В последующие пять лет одна за другой опускались условности: в разговоре, поведении, самой жизни. Отец только беспомощно всплескивал руками, когда Катя с металлическим блеском в глазах говорила в ответ на его жалобы: «Вы еще всех нас переживете! Вы успеете меня похоронить». Так твердила она, призывая смерть на свою голову, разрываясь между своей семьей, работой и лежачей мамой.
...А двенадцать лет назад это было еще крепкое, надежное родовое гнездо, раскинувшееся на три дома. В день рождения мамы дочери с семьями являлись к ней как вассалы: дожив до пятидесяти с лишним лет, они все еще пикнуть не смели, когда мама с дивана говорила своим властным, привыкшим к послушанию окружающих голосом: «Катерина, машину покупать не смейте. Ни к чему она вам, так и знайте!» «Мама, мы на свои покупаем», — слабо возражала Катя. «Что значит — свои? — моментально отзывалась мама. — У нас своих нет, у нас все общее. Только это и помогло нам выжить в эвакуации — мы думали о всех, о вас, наших дочках, о племянниках...» «Тебя еще на свете не было, — вылезал со своим словом отец, — когда маме пришлось эвакуироваться... Ты родилась в глубокой асфиксии. Мама положила тебя в корыто с оттаявшим снегом, а потом согревала в валенке, и ты ожила». «Ладно тебе», — обрывала его мама. День рождения продолжался, гости чинно пили чай, зачитывали вслух телеграммы от родственников из других городов... Они потом еще лет семь приходили, эти поздравительные телеграммы, пока родственники не ощутили в себе стыд условности, потому что как писать «желаем долгих лет жизни», когда старухе девяносто пять. Зато все продолжали с теплотой вспоминать «нашу маму», которая никого не бросила в беде, ни Анюту, каким-то чудом прибежавшую из оккупированной Молдавии, ни Шурика, у которого расстреляли родителей в Минске, ни маленькую Риту, которую бабушка всунула в окно поезда — последнего успевшего уйти на восток эшелона за час до занятия города немцами — в Новочеркасске, всех вывозила на себе и в Алма-Ате, не покладая рук шила и вязала... Но им эта теплота ничего не стоила, конечно. Они вспоминали, что «наша мама» всегда умела дать дельный совет, с ее мнением считались и соседи. И что касается покупки машины — тут мама, как выяснилось позже, дала свой самый мудрый совет, которому Катя, увы, не последовала — последнему важному совету своей старой матери.
А между тем острие циркуля уже вонзилось в этот знаменитый диван, на котором в возрасте девяноста четырех лет когда-то, при царе Горохе, скончалась мамина мать. Мама пока продолжала ездить к обеим дочерям в их дальние микрорайоны, чтобы немного помочь по дому.
У старшей, Лиды, были дочь Настя — теперь она жила в Москве — и сын, дурачок Саша. Саша с Лидой жили в коммуналке, в двух комнатушках.

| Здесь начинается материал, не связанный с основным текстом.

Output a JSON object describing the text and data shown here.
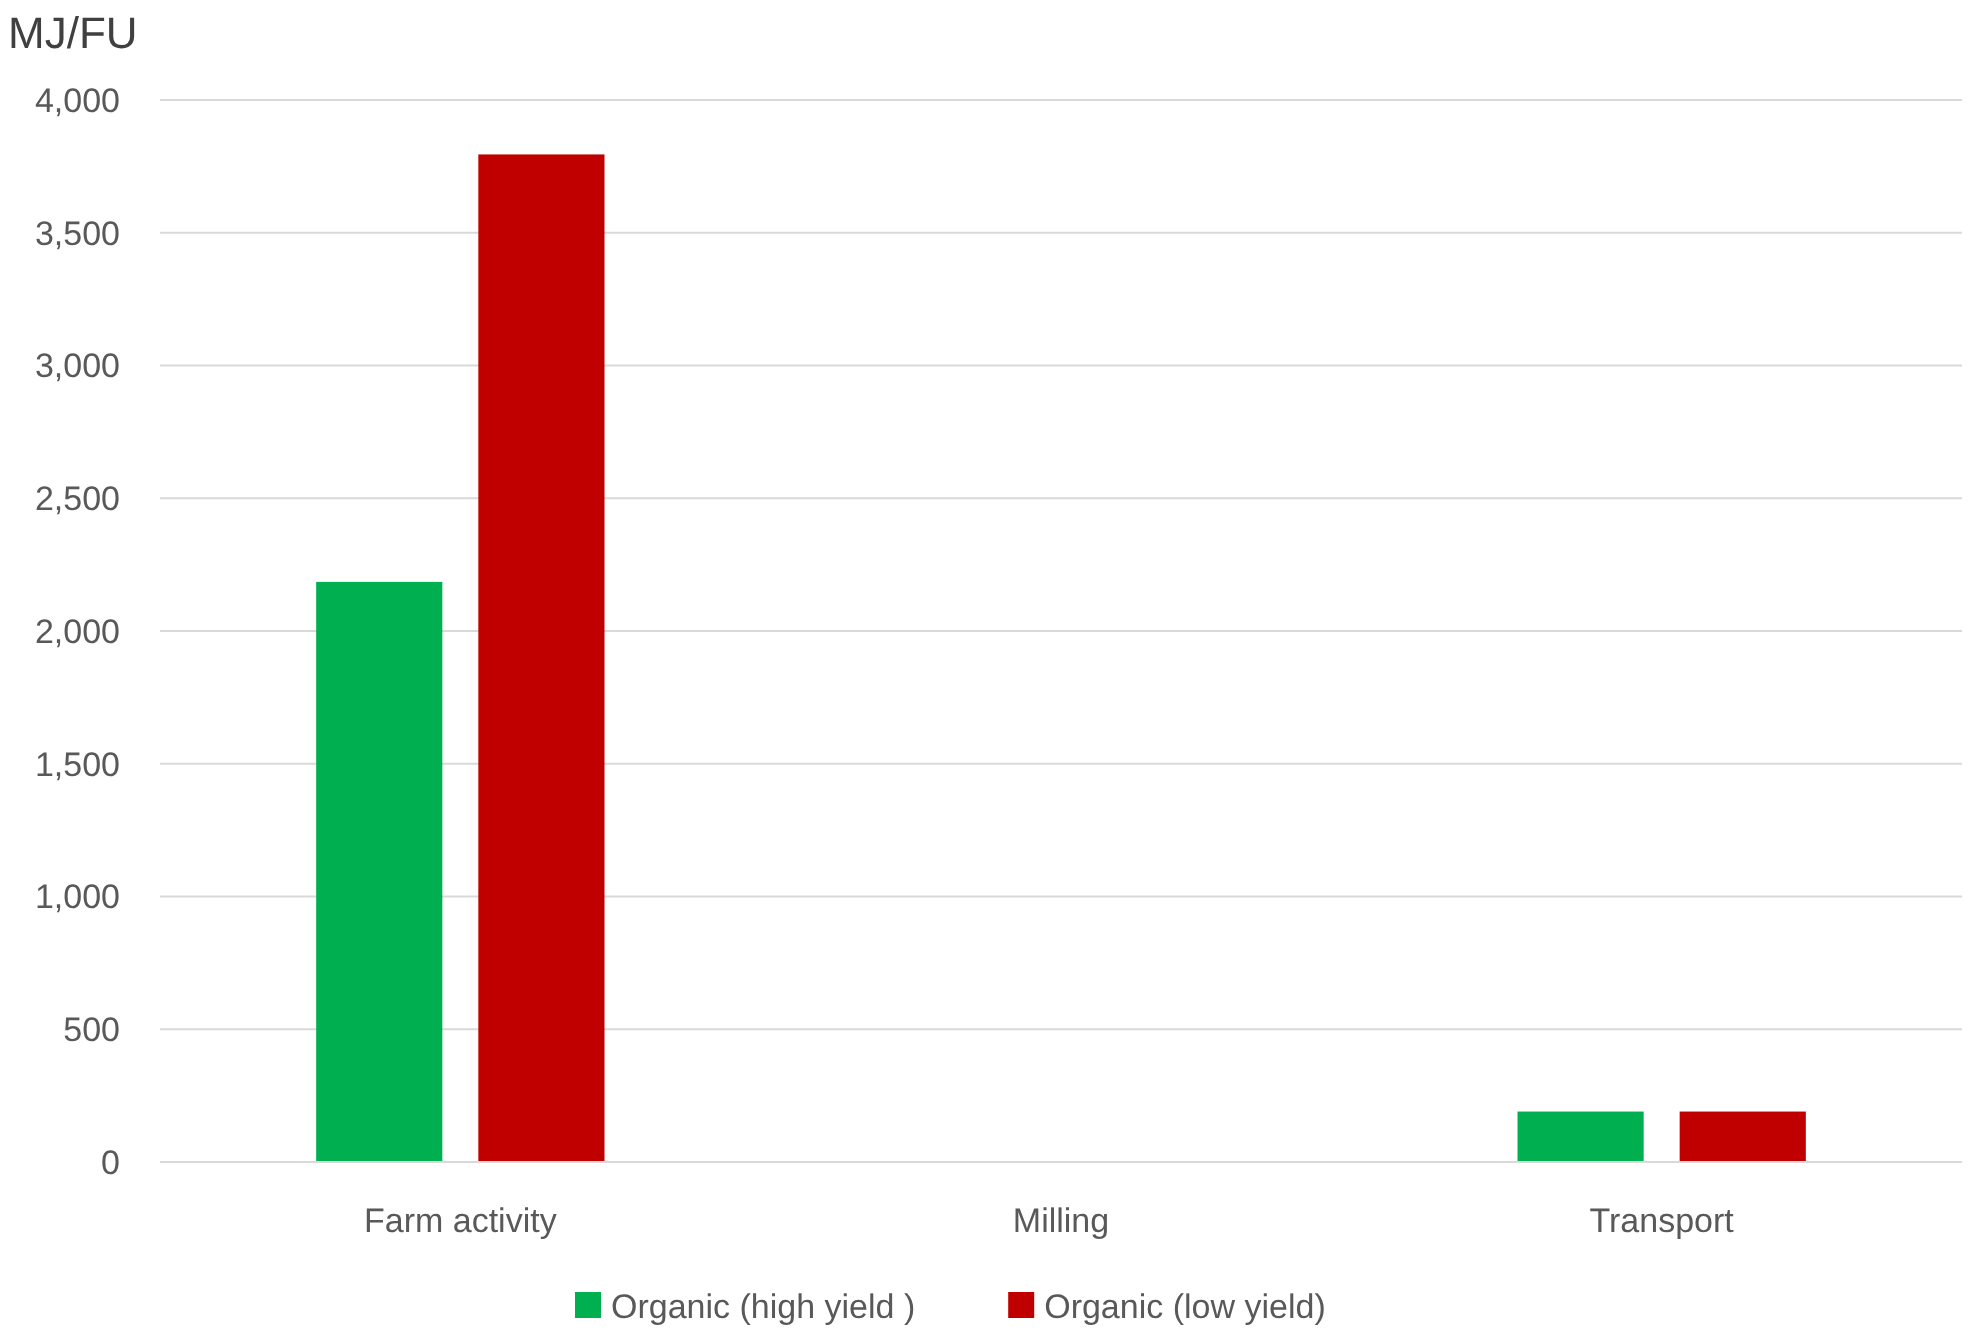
{
  "chart_data": {
    "type": "bar",
    "ylabel": "MJ/FU",
    "categories": [
      "Farm activity",
      "Milling",
      "Transport"
    ],
    "series": [
      {
        "name": "Organic (high yield )",
        "color": "#00b050",
        "values": [
          2185,
          0,
          190
        ]
      },
      {
        "name": "Organic (low yield)",
        "color": "#c00000",
        "values": [
          3795,
          0,
          190
        ]
      }
    ],
    "ylim": [
      0,
      4000
    ],
    "yticks": [
      {
        "value": 0,
        "label": "0"
      },
      {
        "value": 500,
        "label": "500"
      },
      {
        "value": 1000,
        "label": "1,000"
      },
      {
        "value": 1500,
        "label": "1,500"
      },
      {
        "value": 2000,
        "label": "2,000"
      },
      {
        "value": 2500,
        "label": "2,500"
      },
      {
        "value": 3000,
        "label": "3,000"
      },
      {
        "value": 3500,
        "label": "3,500"
      },
      {
        "value": 4000,
        "label": "4,000"
      }
    ],
    "grid": "y",
    "legend": "bottom"
  }
}
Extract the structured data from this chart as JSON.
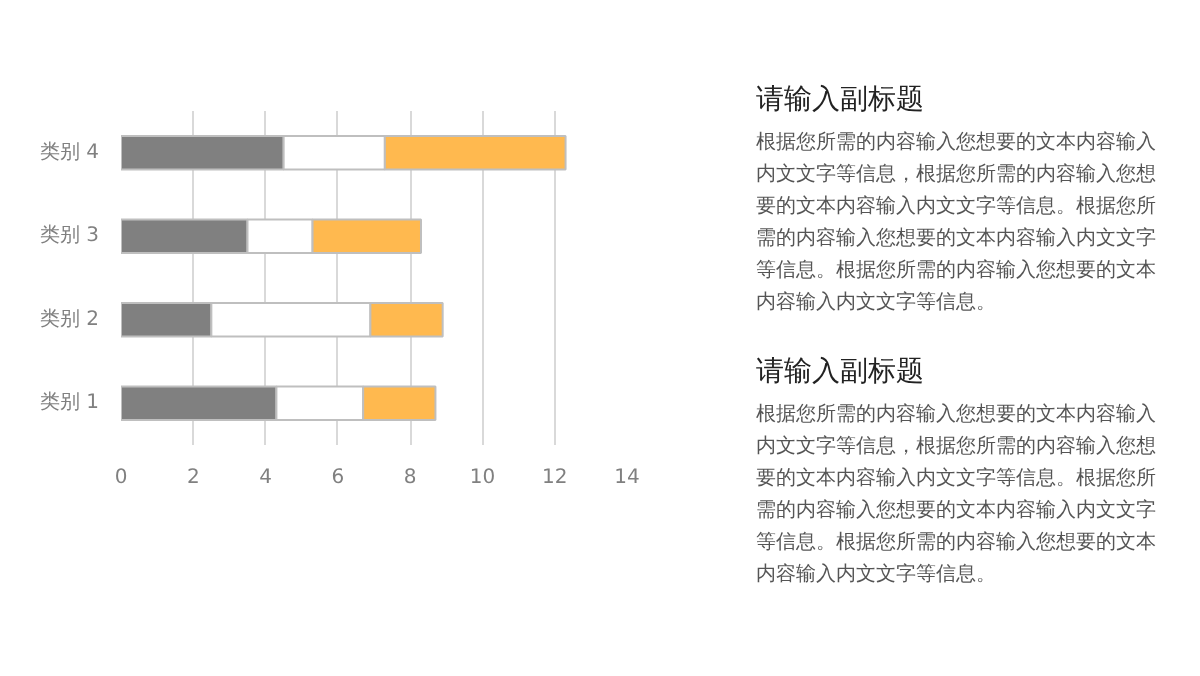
{
  "chart_data": {
    "type": "bar",
    "orientation": "horizontal",
    "stacked": true,
    "categories": [
      "类别 4",
      "类别 3",
      "类别 2",
      "类别 1"
    ],
    "series": [
      {
        "color": "#808080",
        "values": [
          4.5,
          3.5,
          2.5,
          4.3
        ]
      },
      {
        "color": "#ffffff",
        "values": [
          2.8,
          1.8,
          4.4,
          2.4
        ]
      },
      {
        "color": "#ffb94f",
        "values": [
          5.0,
          3.0,
          2.0,
          2.0
        ]
      }
    ],
    "xlim": [
      0,
      14
    ],
    "xticks": [
      0,
      2,
      4,
      6,
      8,
      10,
      12,
      14
    ],
    "grid": "x",
    "annotations": [
      "请输入副标题",
      "根据您所需的内容输入您想要的文本内容输入内文文字等信息，根据您所需的内容输入您想要的文本内容输入内文文字等信息。根据您所需的内容输入您想要的文本内容输入内文文字等信息。根据您所需的内容输入您想要的文本内容输入内文文字等信息。",
      "请输入副标题",
      "根据您所需的内容输入您想要的文本内容输入内文文字等信息，根据您所需的内容输入您想要的文本内容输入内文文字等信息。根据您所需的内容输入您想要的文本内容输入内文文字等信息。根据您所需的内容输入您想要的文本内容输入内文文字等信息。"
    ]
  }
}
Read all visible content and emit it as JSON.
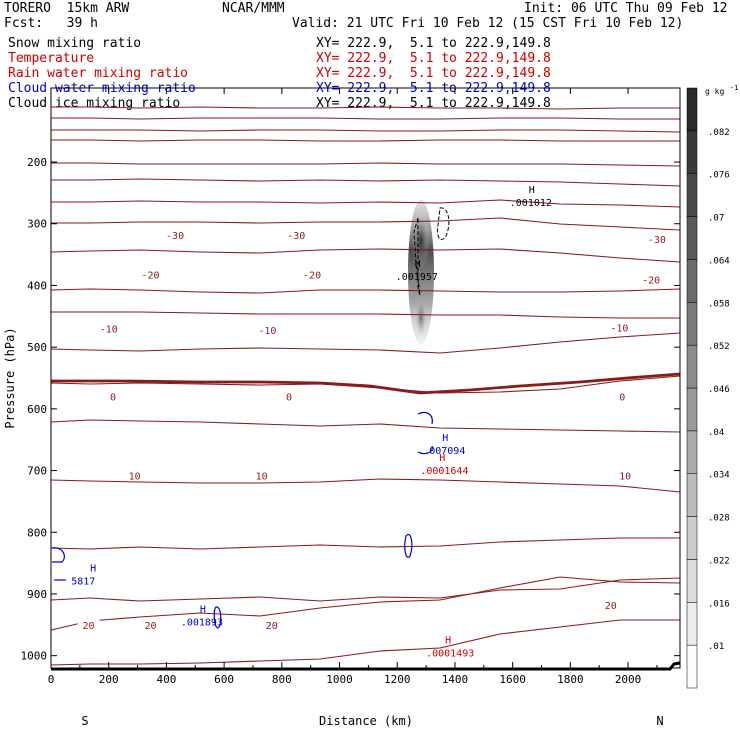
{
  "header": {
    "model": "TORERO  15km ARW",
    "center": "NCAR/MMM",
    "init": "Init: 06 UTC Thu 09 Feb 12",
    "fcst": "Fcst:   39 h",
    "valid": "Valid: 21 UTC Fri 10 Feb 12 (15 CST Fri 10 Feb 12)",
    "fields": [
      {
        "name": "Snow mixing ratio",
        "xy": "XY= 222.9,  5.1 to 222.9,149.8",
        "color": "#000000"
      },
      {
        "name": "Temperature",
        "xy": "XY= 222.9,  5.1 to 222.9,149.8",
        "color": "#cc0000"
      },
      {
        "name": "Rain water mixing ratio",
        "xy": "XY= 222.9,  5.1 to 222.9,149.8",
        "color": "#cc0000"
      },
      {
        "name": "Cloud water mixing ratio",
        "xy": "XY= 222.9,  5.1 to 222.9,149.8",
        "color": "#0000cc"
      },
      {
        "name": "Cloud ice mixing ratio",
        "xy": "XY= 222.9,  5.1 to 222.9,149.8",
        "color": "#000000"
      }
    ]
  },
  "chart_data": {
    "type": "contour cross-section",
    "xlabel": "Distance (km)",
    "ylabel": "Pressure (hPa)",
    "xlim": [
      0,
      2180
    ],
    "ylim": [
      1020,
      80
    ],
    "x_ticks": [
      0,
      200,
      400,
      600,
      800,
      1000,
      1200,
      1400,
      1600,
      1800,
      2000
    ],
    "y_ticks": [
      200,
      300,
      400,
      500,
      600,
      700,
      800,
      900,
      1000
    ],
    "end_labels": {
      "left": "S",
      "right": "N"
    },
    "temperature_labels": [
      {
        "x": 430,
        "p": 318,
        "text": "-30"
      },
      {
        "x": 850,
        "p": 318,
        "text": "-30"
      },
      {
        "x": 2100,
        "p": 325,
        "text": "-30"
      },
      {
        "x": 345,
        "p": 382,
        "text": "-20"
      },
      {
        "x": 905,
        "p": 382,
        "text": "-20"
      },
      {
        "x": 2080,
        "p": 390,
        "text": "-20"
      },
      {
        "x": 200,
        "p": 470,
        "text": "-10"
      },
      {
        "x": 750,
        "p": 472,
        "text": "-10"
      },
      {
        "x": 1970,
        "p": 468,
        "text": "-10"
      },
      {
        "x": 215,
        "p": 580,
        "text": "0"
      },
      {
        "x": 825,
        "p": 580,
        "text": "0"
      },
      {
        "x": 1980,
        "p": 580,
        "text": "0"
      },
      {
        "x": 290,
        "p": 708,
        "text": "10"
      },
      {
        "x": 730,
        "p": 708,
        "text": "10"
      },
      {
        "x": 1990,
        "p": 708,
        "text": "10"
      },
      {
        "x": 345,
        "p": 950,
        "text": "20"
      },
      {
        "x": 765,
        "p": 950,
        "text": "20"
      },
      {
        "x": 1940,
        "p": 918,
        "text": "20"
      },
      {
        "x": 130,
        "p": 950,
        "text": "20"
      }
    ],
    "maxima": [
      {
        "x": 1590,
        "p": 258,
        "value": ".001012",
        "field": "Cloud ice mixing ratio",
        "color": "#000000"
      },
      {
        "x": 1195,
        "p": 378,
        "value": ".001957",
        "field": "Snow mixing ratio",
        "color": "#000000"
      },
      {
        "x": 1280,
        "p": 693,
        "value": ".0001644",
        "field": "Rain water mixing ratio",
        "color": "#cc0000"
      },
      {
        "x": 1290,
        "p": 660,
        "value": ".007094",
        "field": "Cloud water mixing ratio",
        "color": "#0000cc"
      },
      {
        "x": 70,
        "p": 872,
        "value": "5817",
        "field": "Cloud water mixing ratio",
        "color": "#0000cc"
      },
      {
        "x": 450,
        "p": 938,
        "value": ".001893",
        "field": "Cloud water mixing ratio",
        "color": "#0000cc"
      },
      {
        "x": 1300,
        "p": 988,
        "value": ".0001493",
        "field": "Rain water mixing ratio",
        "color": "#cc0000"
      }
    ],
    "marker": "H",
    "colorbar": {
      "unit": "g kg",
      "unit_exponent": "-1",
      "levels": [
        ".01",
        ".016",
        ".022",
        ".028",
        ".034",
        ".04",
        ".046",
        ".052",
        ".058",
        ".064",
        ".07",
        ".076",
        ".082"
      ]
    }
  }
}
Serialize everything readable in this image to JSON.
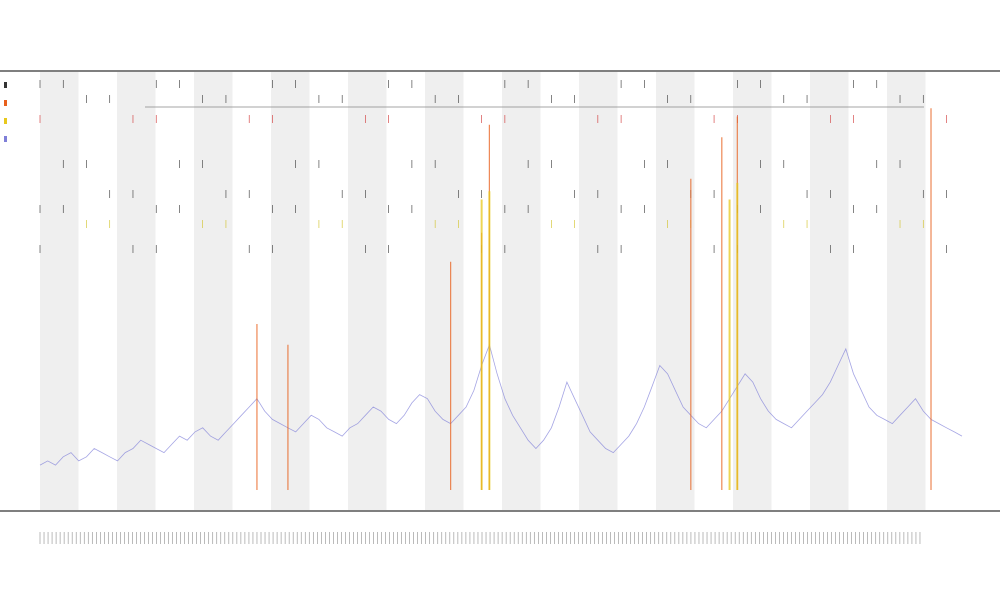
{
  "header": {
    "title": "",
    "subtitle_1": "",
    "subtitle_2": ""
  },
  "chart_data": {
    "type": "line",
    "title": "",
    "xlabel": "",
    "ylabel": "",
    "grid": false,
    "legend_position": "top-left",
    "background_bands": "alternating-gray",
    "x": [
      0,
      1,
      2,
      3,
      4,
      5,
      6,
      7,
      8,
      9,
      10,
      11,
      12,
      13,
      14,
      15,
      16,
      17,
      18,
      19,
      20,
      21,
      22,
      23,
      24,
      25,
      26,
      27,
      28,
      29,
      30,
      31,
      32,
      33,
      34,
      35,
      36,
      37,
      38,
      39,
      40,
      41,
      42,
      43,
      44,
      45,
      46,
      47,
      48,
      49,
      50,
      51,
      52,
      53,
      54,
      55,
      56,
      57,
      58,
      59,
      60,
      61,
      62,
      63,
      64,
      65,
      66,
      67,
      68,
      69,
      70,
      71,
      72,
      73,
      74,
      75,
      76,
      77,
      78,
      79,
      80,
      81,
      82,
      83,
      84,
      85,
      86,
      87,
      88,
      89,
      90,
      91,
      92,
      93,
      94,
      95,
      96,
      97,
      98,
      99,
      100,
      101,
      102,
      103,
      104,
      105,
      106,
      107,
      108,
      109,
      110,
      111,
      112,
      113,
      114,
      115,
      116,
      117,
      118,
      119
    ],
    "series": [
      {
        "color": "#7f7fd8",
        "values": [
          6,
          7,
          6,
          8,
          9,
          7,
          8,
          10,
          9,
          8,
          7,
          9,
          10,
          12,
          11,
          10,
          9,
          11,
          13,
          12,
          14,
          15,
          13,
          12,
          14,
          16,
          18,
          20,
          22,
          19,
          17,
          16,
          15,
          14,
          16,
          18,
          17,
          15,
          14,
          13,
          15,
          16,
          18,
          20,
          19,
          17,
          16,
          18,
          21,
          23,
          22,
          19,
          17,
          16,
          18,
          20,
          24,
          30,
          35,
          28,
          22,
          18,
          15,
          12,
          10,
          12,
          15,
          20,
          26,
          22,
          18,
          14,
          12,
          10,
          9,
          11,
          13,
          16,
          20,
          25,
          30,
          28,
          24,
          20,
          18,
          16,
          15,
          17,
          19,
          22,
          25,
          28,
          26,
          22,
          19,
          17,
          16,
          15,
          17,
          19,
          21,
          23,
          26,
          30,
          34,
          28,
          24,
          20,
          18,
          17,
          16,
          18,
          20,
          22,
          19,
          17,
          16,
          15,
          14,
          13
        ]
      },
      {
        "color": "#e8601c",
        "values": [
          0,
          0,
          0,
          0,
          0,
          0,
          0,
          0,
          0,
          0,
          0,
          0,
          0,
          0,
          0,
          0,
          0,
          0,
          0,
          0,
          0,
          0,
          0,
          0,
          0,
          0,
          0,
          0,
          40,
          0,
          0,
          0,
          35,
          0,
          0,
          0,
          0,
          0,
          0,
          0,
          0,
          0,
          0,
          0,
          0,
          0,
          0,
          0,
          0,
          0,
          0,
          0,
          0,
          55,
          0,
          0,
          0,
          62,
          88,
          0,
          0,
          0,
          0,
          0,
          0,
          0,
          0,
          0,
          0,
          0,
          0,
          0,
          0,
          0,
          0,
          0,
          0,
          0,
          0,
          0,
          0,
          0,
          0,
          0,
          75,
          0,
          0,
          0,
          85,
          0,
          90,
          0,
          0,
          0,
          0,
          0,
          0,
          0,
          0,
          0,
          0,
          0,
          0,
          0,
          0,
          0,
          0,
          0,
          0,
          0,
          0,
          0,
          0,
          0,
          0,
          92,
          0,
          0,
          0,
          0
        ]
      },
      {
        "color": "#e8c81c",
        "values": [
          0,
          0,
          0,
          0,
          0,
          0,
          0,
          0,
          0,
          0,
          0,
          0,
          0,
          0,
          0,
          0,
          0,
          0,
          0,
          0,
          0,
          0,
          0,
          0,
          0,
          0,
          0,
          0,
          0,
          0,
          0,
          0,
          0,
          0,
          0,
          0,
          0,
          0,
          0,
          0,
          0,
          0,
          0,
          0,
          0,
          0,
          0,
          0,
          0,
          0,
          0,
          0,
          0,
          0,
          0,
          0,
          0,
          70,
          72,
          0,
          0,
          0,
          0,
          0,
          0,
          0,
          0,
          0,
          0,
          0,
          0,
          0,
          0,
          0,
          0,
          0,
          0,
          0,
          0,
          0,
          0,
          0,
          0,
          0,
          0,
          0,
          0,
          0,
          0,
          70,
          74,
          0,
          0,
          0,
          0,
          0,
          0,
          0,
          0,
          0,
          0,
          0,
          0,
          0,
          0,
          0,
          0,
          0,
          0,
          0,
          0,
          0,
          0,
          0,
          0,
          0,
          0,
          0,
          0,
          0
        ]
      }
    ],
    "ylim": [
      0,
      100
    ]
  },
  "legend": {
    "items": [
      "",
      "",
      "",
      ""
    ]
  }
}
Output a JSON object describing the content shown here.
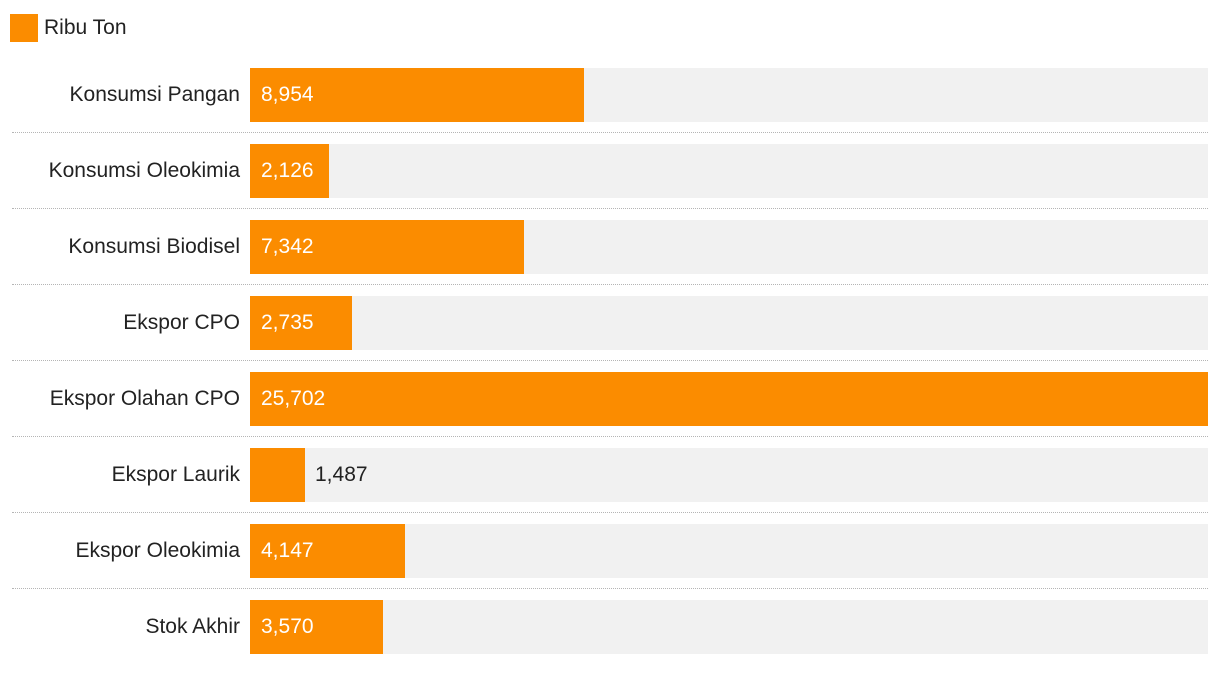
{
  "colors": {
    "bar": "#FB8C00",
    "track": "#F1F1F1",
    "label_inside": "#ffffff",
    "label_outside": "#222222"
  },
  "legend": {
    "label": "Ribu Ton"
  },
  "chart_data": {
    "type": "bar",
    "orientation": "horizontal",
    "title": "",
    "xlabel": "",
    "ylabel": "",
    "xlim": [
      0,
      25702
    ],
    "series": [
      {
        "name": "Ribu Ton",
        "values": [
          8954,
          2126,
          7342,
          2735,
          25702,
          1487,
          4147,
          3570
        ]
      }
    ],
    "categories": [
      "Konsumsi Pangan",
      "Konsumsi Oleokimia",
      "Konsumsi Biodisel",
      "Ekspor CPO",
      "Ekspor Olahan CPO",
      "Ekspor Laurik",
      "Ekspor Oleokimia",
      "Stok Akhir"
    ],
    "value_labels": [
      "8,954",
      "2,126",
      "7,342",
      "2,735",
      "25,702",
      "1,487",
      "4,147",
      "3,570"
    ],
    "legend_position": "top-left",
    "grid": false
  }
}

К московской внучке Насте бабушка относилась с благожелательной насмешливостью, без особенной любви, но с интересом, как к человеку вообще-то вполне самостоятельному, как всем казалось, который не боится на себе и на других экспериментировать.
Внуком Сашей, дауном, она брезговала, в течение двадцати лет долбила Лиде голову, чтобы Сашу сдали в подходящее заведение. Саша, ласковый и покладистый, любил всех, в том числе и бабушку, но не ластился к ней, как, например, к соседям по коммуналке, чувствовал, что этого делать нельзя.
Катина семья состояла из мужа Димы и сына Алика, которого бабушка так любила, что ему одному не умела дать дельного совета. Может, именно поэтому он, всеми любимый, вел никому не понятный образ жизни, нигде не хотел учиться, без конца женился, разводился, высылал деньги какой-то женщине в Севастополь, хотя утверждал, что ребенок не от него, водился с самым простым и пьющим людом, работая печником. Катя с ним ума сходила. Алик пока был единственным проколом в благополучной семье, не считая, конечно, Саши, который был проколом самой природы.